I found an elegant solution for this, without the need to cast DataFrame
s/Dataset
s to RDD
s.
Assuming you have a DataFrame dataDF
:
+---------+--------+---------+
| column 1| browse| column n|
+---------+--------+---------+
| foo1| [X,Y,Z]| bar1|
| foo2| [K,L]| bar2|
| foo3| [M]| bar3|
and an array b
containing the values you want to match in browse
val b: Array[String] = Array(M,Z)
Implement the udf:
def array_contains_any(s: Seq[String]): UserDefinedFunction = udf((c: WrappedArray[String]) => c.toList.intersect(s).nonEmpty)
and then simply use the filter
or where
function (with a little bit of fancy currying :P) to do the filtering like:
dataDF.where(array_contains_any(b)($"browse"))

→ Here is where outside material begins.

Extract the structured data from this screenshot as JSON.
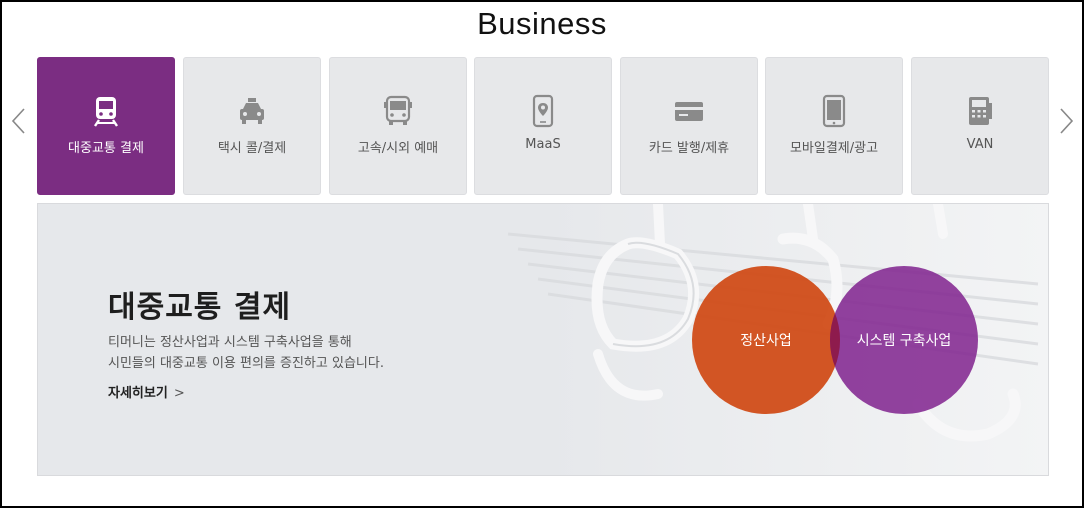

Assume input data:Dataframe A
browse
200,300,889,767,9908,7768,9090
300,400,223,4456,3214,6675,333
234,567,890
123,445,667,887
and you have to match it with Dataframe B
browsenodeid:(I flatten the column browsenodeid) 123,200,300
val matchSet = "123,200,300".split(",").toSet
val rawrdd = sc.textFile("D:\\Dataframe_A.txt")
rawrdd.map(_.split("|"))
.map(arr => arr(0).split(",").toSet.intersect(matchSet).mkString(","))
.foreach(println)
Your output:
300,200
300
123
Updated
val matchSet = "A,Z,M".split(",").toSet
val rawrdd = sc.textFile("/FileStore/tables/mvv45x9f1494518792828/input_A.txt")
rawrdd.map(_.split("|"))
.map(r => if (! r(1).split(",").toSet.intersect(matchSet).isEmpty) org.apache.spark.sql.Row(r(0),r(1), r(2))).collect.foreach(println)
Output is
foo1,X,Y,Z,bar1
foo3,M,bar3